“Activate Kruger” – Delacourt
Just recently I lucked upon District 9 on the telly. This 2009 film was Elysium writer/director Neil Blomkamp’s break into world cinema. A clever, cool, gripping, just frankly brilliant sci fi movie. Elysium mirrors District 9 in many ways, not least an overlap of a few cast members. Most notably Sharlto Copley in a great turn as evil enforcer Kruger, an exact reversal of his starring role in District 9. However, to me, Elysium lacked the emotional punch and impact of its precursor. And here’s why.
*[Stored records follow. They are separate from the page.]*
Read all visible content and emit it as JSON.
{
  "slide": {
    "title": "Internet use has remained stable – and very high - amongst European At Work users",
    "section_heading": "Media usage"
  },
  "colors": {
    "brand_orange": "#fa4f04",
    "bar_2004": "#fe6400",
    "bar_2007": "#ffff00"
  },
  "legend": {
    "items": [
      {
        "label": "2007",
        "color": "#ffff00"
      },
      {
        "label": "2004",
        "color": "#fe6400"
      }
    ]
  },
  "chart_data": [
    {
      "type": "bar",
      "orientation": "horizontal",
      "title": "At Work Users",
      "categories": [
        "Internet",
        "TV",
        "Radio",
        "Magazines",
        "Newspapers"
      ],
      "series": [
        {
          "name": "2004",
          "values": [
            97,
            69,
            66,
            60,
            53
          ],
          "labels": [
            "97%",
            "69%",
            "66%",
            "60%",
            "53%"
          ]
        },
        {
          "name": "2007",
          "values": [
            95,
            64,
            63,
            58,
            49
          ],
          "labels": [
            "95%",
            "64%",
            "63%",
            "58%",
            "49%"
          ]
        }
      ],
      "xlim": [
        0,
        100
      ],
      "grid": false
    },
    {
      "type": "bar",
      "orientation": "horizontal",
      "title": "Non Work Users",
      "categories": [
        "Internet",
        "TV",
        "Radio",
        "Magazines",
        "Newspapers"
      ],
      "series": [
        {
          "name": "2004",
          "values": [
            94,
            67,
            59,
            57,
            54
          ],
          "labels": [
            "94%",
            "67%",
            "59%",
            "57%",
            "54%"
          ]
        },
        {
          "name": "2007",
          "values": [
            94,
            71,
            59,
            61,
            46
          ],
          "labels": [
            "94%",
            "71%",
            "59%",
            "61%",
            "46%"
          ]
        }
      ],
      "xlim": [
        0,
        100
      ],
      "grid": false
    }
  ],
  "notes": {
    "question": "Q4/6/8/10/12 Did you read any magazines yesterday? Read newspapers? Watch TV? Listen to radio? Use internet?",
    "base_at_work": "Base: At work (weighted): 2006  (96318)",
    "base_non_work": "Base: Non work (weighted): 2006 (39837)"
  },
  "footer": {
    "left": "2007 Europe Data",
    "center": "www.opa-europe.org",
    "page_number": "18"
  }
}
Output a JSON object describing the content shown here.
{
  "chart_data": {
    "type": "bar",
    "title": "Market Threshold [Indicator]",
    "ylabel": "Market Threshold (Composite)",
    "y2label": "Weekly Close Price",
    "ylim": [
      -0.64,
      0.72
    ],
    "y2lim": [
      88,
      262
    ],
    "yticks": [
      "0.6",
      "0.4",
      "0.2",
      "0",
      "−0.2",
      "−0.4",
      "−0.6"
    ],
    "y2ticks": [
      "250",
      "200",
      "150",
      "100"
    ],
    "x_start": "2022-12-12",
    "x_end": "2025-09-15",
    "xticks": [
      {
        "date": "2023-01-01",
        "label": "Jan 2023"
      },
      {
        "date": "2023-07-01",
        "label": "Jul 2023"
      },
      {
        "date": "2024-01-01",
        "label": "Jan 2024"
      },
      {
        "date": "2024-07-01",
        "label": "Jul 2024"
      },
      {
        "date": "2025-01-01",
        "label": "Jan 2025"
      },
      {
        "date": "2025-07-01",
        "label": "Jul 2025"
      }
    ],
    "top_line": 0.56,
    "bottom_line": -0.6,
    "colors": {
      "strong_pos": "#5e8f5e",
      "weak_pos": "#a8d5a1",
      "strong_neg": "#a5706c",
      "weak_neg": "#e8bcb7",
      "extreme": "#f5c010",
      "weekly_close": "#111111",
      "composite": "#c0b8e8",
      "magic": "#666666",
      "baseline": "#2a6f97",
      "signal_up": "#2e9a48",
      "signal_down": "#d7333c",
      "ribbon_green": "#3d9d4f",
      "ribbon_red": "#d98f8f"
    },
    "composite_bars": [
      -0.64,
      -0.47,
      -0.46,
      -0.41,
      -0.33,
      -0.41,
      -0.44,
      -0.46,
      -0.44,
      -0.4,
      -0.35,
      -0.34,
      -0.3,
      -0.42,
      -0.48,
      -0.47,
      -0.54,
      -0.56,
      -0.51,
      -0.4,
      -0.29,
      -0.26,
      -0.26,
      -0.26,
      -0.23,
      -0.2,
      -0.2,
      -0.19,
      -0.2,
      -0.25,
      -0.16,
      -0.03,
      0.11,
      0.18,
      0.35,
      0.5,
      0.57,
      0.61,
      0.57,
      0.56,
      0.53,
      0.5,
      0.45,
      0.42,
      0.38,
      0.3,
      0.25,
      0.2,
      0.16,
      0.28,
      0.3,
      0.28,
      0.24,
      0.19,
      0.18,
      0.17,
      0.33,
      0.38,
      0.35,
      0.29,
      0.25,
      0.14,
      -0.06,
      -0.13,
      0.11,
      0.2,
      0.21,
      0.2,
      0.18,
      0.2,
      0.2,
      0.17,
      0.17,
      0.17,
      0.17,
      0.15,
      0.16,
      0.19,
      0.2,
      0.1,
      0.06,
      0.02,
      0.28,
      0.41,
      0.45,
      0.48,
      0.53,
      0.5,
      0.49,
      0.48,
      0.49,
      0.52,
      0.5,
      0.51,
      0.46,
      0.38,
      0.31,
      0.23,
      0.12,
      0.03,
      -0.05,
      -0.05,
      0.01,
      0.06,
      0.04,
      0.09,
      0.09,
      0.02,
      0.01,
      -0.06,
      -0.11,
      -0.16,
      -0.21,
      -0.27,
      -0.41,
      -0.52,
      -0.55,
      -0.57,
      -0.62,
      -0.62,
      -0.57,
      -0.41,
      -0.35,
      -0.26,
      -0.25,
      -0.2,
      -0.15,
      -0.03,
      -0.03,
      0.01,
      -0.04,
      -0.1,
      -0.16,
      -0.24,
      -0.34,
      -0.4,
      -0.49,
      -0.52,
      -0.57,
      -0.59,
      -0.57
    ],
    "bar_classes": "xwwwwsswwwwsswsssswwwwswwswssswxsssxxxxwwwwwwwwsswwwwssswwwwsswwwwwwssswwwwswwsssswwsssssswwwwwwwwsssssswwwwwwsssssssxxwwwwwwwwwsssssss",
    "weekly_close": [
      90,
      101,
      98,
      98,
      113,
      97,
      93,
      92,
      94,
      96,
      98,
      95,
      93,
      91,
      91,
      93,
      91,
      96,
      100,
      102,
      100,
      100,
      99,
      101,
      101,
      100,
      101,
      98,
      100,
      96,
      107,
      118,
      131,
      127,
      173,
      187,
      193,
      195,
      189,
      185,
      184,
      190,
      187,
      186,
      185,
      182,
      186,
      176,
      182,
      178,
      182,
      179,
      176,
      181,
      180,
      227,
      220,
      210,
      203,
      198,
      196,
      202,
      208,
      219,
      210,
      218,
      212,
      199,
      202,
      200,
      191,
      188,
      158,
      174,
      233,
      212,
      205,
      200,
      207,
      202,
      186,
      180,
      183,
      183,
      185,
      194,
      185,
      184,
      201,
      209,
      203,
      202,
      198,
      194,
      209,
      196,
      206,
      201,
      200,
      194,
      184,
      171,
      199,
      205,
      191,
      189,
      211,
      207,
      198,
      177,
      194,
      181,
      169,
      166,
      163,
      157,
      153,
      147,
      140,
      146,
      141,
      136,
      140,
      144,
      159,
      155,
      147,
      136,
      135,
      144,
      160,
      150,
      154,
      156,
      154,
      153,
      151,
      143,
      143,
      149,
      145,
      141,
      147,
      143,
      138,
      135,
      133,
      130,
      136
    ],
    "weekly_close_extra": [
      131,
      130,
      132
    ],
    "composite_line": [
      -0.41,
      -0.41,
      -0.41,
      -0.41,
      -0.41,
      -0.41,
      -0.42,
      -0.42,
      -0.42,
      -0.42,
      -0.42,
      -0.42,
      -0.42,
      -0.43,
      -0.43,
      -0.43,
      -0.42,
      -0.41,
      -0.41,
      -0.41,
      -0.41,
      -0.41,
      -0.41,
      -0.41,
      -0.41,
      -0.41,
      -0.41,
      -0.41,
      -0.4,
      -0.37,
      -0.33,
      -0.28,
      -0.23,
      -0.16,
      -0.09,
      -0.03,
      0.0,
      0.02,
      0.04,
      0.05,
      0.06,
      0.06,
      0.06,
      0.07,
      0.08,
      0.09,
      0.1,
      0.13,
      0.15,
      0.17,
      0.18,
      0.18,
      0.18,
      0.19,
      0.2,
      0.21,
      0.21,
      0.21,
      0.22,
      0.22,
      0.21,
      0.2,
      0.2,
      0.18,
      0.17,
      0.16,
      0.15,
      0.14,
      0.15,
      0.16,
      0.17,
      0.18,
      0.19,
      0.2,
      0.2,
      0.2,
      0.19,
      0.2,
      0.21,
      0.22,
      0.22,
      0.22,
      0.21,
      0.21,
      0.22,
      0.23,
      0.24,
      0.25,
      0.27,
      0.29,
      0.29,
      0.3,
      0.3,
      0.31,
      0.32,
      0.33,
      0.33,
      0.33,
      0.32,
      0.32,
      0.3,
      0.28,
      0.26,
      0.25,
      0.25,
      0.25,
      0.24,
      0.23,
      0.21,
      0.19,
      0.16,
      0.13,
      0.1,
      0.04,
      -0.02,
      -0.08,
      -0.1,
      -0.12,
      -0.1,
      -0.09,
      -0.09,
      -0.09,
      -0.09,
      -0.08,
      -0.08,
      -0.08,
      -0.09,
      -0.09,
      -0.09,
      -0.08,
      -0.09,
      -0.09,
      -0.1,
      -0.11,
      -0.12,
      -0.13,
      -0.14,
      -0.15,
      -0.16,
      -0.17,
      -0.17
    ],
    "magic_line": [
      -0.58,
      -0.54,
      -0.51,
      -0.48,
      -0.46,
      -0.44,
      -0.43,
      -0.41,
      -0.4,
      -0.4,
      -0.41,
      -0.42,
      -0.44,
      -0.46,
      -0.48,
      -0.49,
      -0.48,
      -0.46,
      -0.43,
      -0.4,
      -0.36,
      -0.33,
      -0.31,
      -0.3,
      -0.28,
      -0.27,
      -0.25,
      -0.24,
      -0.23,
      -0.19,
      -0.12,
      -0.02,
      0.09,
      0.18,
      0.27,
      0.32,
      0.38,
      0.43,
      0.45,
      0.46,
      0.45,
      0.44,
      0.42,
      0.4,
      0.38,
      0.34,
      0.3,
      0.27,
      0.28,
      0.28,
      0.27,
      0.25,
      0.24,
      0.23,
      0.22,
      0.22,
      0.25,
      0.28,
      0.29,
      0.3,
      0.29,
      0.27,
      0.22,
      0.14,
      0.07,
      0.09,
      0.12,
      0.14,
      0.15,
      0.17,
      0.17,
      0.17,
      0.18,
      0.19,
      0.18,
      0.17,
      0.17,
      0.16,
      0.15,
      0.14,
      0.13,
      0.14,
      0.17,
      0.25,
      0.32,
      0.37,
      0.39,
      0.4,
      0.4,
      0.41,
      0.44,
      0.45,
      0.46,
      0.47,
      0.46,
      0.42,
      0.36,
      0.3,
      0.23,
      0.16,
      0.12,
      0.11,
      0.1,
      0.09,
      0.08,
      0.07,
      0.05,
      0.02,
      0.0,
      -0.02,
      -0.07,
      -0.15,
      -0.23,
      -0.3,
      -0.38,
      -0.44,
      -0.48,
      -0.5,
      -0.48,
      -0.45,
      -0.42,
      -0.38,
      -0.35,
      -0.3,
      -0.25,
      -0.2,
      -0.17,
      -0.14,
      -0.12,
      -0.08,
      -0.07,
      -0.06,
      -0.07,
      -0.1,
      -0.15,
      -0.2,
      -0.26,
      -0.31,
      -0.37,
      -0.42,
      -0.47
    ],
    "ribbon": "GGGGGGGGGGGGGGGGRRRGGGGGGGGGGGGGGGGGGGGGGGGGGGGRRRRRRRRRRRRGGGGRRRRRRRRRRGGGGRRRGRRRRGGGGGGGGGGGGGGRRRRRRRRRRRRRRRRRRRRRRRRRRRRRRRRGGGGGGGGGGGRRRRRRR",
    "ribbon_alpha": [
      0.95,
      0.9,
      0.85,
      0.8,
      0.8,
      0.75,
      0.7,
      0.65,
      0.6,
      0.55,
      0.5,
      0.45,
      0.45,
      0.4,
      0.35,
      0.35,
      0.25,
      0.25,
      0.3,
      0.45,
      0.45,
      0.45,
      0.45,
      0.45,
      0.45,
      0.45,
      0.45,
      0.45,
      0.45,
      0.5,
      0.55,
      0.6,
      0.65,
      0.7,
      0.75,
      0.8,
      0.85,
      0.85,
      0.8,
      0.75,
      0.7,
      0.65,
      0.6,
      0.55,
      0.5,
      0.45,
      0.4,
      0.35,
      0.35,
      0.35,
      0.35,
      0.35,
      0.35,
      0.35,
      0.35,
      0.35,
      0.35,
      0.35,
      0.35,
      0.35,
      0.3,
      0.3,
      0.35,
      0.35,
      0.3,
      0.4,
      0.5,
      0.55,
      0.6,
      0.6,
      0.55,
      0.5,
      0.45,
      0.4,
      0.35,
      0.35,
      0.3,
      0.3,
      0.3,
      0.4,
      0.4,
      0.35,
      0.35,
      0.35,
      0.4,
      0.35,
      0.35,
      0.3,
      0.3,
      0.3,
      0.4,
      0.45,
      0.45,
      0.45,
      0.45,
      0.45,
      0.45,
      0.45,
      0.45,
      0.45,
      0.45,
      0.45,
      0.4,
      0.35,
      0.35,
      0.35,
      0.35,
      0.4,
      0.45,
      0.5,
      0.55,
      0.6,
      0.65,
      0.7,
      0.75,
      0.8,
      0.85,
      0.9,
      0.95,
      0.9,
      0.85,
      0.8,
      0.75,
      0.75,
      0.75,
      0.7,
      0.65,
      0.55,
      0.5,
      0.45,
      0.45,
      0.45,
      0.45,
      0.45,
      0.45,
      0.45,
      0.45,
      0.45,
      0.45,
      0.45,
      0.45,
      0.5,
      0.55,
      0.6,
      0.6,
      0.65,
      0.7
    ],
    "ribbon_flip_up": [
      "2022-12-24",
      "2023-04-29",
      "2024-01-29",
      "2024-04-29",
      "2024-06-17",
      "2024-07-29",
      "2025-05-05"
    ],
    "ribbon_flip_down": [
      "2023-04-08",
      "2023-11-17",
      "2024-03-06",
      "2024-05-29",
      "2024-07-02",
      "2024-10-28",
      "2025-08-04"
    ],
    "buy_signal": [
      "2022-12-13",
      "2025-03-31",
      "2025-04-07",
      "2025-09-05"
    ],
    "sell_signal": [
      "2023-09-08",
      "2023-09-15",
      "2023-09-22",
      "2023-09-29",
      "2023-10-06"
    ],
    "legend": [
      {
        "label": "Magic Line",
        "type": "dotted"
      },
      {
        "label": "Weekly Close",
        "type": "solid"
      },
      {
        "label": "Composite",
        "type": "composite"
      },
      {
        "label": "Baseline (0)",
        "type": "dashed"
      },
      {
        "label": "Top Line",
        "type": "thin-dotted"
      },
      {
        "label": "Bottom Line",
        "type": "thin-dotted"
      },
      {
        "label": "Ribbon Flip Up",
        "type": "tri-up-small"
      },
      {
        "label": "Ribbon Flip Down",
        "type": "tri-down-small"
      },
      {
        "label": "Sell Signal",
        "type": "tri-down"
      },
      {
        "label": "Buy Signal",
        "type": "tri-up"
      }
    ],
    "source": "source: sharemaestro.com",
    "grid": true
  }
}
The titular “Elysium” is an off world paradise, whence the rich have escaped a distopian overpopulated earth. To get there, is to live forever in health and wealth. Matt Damon plays Max, an orphan whose ambition in life has always been to make it to Elysium – as he has promised his child hood friend (and sweetheart?) Frey.
The paradise is run by an ice cold Jodie Foster, in a weird off world accent that she pulls off really well. She’s ruthless in protecting Elysium from attempted illegal immigrants.
The movie takes its time in laying down the ground rules, which is so often the bane of hard sci fi. It does stick to those rules, so there is some pay back for a rather slow first half. The stakes are high, and the plot meshes reasonably well.
But there is something lacking. Is it simply hard to really care about Matt Damon? To me the most effective scene in the movie was where Max confronts his parole officer – a robot (pictured above) to no avail. Reminding me of the infuriating exchanges with AT&T automated call centres…..
The reunion with Max’ estranged childhood friend feels forced, and their relationship never really convinced me. This is a serious problem, as this is the main emotional through line.
A shout out to Neil Blomkamp’s designs and visual style though. That guy is seriously good. The insectoid designs of space craft and droids are simply finger licking good. He also has a real eye for combat action direction and I salute him for not filming in “glorious”3D!
So, sure, it’s a fun ride, but in the end it all clicked together too smoothly and rather predictably, and I felt no emotional pangs at the dramatic close. In fact, the ending was almost completely ruined by a very sappy voice-over….
All in all, if you want to be amused for a few hours by stunningly styled sci fi action, Elysium is your bet. If you want to be moved…look elswhere.